DALES: Edward Skur! Man: Hey! who's down there?!
[commercial break]
FBI HEADQUARTERS WASHINGTON, D.C.
TV: Dateline, Washington--the Justice Department vows no
mercy for A-bomb spies. Julius and Ethel Rosenberg once again manage to delay their date
with the electric chair. Prosecutors say they are confident judge Kaufman's death sentence
will be upheld by the highest court in the land.
DALES [narrating]: The world still seemed clear that morning.
Despite what I'd seen the night before, I still thought I knew who the bad guys and the
good guys were. But all that was about to change.
MICHEL: Hang up.
DALES: Let me call you back.
MICHEL: What did the watch commander say?
DALES: They're going door-to-door in the neighborhood.
There's no sign of him yet.
MICHEL: They're not going to find him, Artie. Open it up.
DALES: Skur...
MICHEL: Maybe you want to change your description of the
suspect who assaulted you.
DALES: When were these taken?
MICHEL: Last night. Two hours before you say Skur attacked
you. You had a few. You were feeling bad about what happened. It's understandable.

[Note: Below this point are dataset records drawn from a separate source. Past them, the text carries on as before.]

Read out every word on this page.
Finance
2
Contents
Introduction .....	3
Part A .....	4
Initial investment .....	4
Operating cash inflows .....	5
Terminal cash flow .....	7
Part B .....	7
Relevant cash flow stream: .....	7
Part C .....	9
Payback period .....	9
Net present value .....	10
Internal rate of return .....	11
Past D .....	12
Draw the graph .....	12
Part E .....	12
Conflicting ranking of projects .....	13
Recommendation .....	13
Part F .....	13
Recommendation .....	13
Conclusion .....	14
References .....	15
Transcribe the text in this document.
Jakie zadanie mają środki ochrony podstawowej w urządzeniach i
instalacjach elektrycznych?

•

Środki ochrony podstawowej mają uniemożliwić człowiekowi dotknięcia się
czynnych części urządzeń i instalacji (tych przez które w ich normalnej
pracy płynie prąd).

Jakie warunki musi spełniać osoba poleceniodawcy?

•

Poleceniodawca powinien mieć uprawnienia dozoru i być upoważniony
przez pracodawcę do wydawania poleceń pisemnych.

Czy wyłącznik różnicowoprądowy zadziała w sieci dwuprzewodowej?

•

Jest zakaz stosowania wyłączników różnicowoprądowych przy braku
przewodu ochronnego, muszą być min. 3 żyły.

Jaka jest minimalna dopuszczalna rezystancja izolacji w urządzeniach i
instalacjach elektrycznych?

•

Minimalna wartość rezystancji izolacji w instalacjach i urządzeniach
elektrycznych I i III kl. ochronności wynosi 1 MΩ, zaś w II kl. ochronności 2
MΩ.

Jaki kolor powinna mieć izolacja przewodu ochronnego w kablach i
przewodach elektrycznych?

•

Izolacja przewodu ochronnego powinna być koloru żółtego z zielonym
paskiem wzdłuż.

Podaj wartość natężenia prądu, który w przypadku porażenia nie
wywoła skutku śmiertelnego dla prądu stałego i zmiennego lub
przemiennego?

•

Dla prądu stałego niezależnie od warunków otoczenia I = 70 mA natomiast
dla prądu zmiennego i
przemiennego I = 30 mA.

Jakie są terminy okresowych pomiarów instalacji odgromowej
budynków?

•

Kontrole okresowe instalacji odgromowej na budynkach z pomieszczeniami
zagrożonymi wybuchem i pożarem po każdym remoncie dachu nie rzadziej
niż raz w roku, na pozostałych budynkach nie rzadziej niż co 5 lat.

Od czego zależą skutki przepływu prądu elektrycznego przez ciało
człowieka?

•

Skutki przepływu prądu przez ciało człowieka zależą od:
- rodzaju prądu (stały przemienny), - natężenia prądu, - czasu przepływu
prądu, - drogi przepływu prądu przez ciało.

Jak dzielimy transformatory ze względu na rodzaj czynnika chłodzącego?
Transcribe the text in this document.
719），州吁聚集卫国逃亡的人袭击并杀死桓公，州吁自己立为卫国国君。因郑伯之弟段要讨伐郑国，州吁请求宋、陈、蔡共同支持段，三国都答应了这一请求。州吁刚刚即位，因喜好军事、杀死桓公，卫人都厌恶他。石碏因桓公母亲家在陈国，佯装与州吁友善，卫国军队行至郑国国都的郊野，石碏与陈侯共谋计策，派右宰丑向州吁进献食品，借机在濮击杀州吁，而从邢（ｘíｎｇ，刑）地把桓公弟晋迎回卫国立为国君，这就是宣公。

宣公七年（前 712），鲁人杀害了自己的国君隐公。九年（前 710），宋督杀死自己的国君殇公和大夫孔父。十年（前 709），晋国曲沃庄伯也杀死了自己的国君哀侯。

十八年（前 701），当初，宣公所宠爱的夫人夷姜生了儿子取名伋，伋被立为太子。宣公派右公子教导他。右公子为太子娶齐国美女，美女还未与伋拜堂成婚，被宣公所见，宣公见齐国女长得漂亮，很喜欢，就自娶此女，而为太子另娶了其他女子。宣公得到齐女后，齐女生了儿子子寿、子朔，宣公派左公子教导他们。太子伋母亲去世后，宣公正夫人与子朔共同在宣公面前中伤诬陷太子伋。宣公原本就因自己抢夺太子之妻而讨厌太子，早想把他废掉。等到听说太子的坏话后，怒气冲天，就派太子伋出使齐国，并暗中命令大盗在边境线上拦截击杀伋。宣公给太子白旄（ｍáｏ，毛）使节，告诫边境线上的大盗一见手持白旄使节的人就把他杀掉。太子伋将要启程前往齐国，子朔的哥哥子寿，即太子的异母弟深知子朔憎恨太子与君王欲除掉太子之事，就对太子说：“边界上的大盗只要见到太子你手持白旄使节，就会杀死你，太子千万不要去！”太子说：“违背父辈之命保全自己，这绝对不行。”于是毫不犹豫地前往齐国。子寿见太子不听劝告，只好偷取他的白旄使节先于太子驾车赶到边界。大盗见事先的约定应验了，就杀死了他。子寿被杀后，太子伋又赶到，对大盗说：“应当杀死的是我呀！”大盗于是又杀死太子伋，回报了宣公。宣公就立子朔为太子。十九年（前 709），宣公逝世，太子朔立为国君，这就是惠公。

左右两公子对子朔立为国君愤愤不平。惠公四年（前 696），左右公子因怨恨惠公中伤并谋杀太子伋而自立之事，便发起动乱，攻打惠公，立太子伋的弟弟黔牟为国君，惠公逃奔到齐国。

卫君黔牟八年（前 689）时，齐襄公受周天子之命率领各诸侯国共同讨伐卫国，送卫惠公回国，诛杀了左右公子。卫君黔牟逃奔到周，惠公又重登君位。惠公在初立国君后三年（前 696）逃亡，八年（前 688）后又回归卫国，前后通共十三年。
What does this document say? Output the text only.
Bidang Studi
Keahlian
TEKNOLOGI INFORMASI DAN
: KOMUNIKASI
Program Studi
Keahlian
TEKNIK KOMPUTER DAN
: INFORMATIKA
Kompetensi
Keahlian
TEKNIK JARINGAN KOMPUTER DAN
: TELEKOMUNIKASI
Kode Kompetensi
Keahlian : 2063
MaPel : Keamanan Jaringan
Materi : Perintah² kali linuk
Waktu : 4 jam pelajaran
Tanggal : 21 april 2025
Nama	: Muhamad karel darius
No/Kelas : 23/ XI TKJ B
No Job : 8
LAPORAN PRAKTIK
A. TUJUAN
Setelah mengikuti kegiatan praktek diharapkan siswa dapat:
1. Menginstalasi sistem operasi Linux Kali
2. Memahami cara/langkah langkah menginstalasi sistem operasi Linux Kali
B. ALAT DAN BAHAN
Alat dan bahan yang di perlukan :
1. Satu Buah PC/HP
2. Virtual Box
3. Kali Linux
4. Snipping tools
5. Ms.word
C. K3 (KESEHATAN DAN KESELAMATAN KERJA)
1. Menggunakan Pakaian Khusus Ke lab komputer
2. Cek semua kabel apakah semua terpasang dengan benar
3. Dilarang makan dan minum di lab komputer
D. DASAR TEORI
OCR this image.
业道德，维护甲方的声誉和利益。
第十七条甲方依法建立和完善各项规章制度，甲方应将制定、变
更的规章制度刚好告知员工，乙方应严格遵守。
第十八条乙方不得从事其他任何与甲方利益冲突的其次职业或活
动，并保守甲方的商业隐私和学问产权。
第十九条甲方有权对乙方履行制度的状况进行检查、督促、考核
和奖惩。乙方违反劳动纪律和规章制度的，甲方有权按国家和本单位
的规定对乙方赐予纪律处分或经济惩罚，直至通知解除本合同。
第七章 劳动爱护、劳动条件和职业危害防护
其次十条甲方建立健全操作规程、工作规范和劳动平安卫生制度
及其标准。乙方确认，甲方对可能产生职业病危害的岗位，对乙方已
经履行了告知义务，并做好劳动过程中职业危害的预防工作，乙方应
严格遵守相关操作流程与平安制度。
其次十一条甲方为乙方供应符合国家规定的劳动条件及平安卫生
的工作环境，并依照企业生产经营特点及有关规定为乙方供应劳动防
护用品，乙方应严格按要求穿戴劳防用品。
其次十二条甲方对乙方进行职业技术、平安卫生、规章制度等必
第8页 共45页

DALES: I... I didn't have that much to drink.
MICHEL: Just leave Skur's name out of your report. Nobody
else has to know.
DALES: I already filed my report. An hour ago.
MAN: Dales. Call for you.
DALES: Yes. I'll be right there. [to Michel] it's the Justice
Department. They want to talk to me.
ROY M. COHN SPECIAL ASSISTANT TO THE ATTORNEY GENERAL
INTERNAL SECURITY [...]
COHN: Agent Dales, have a seat. You know who I am?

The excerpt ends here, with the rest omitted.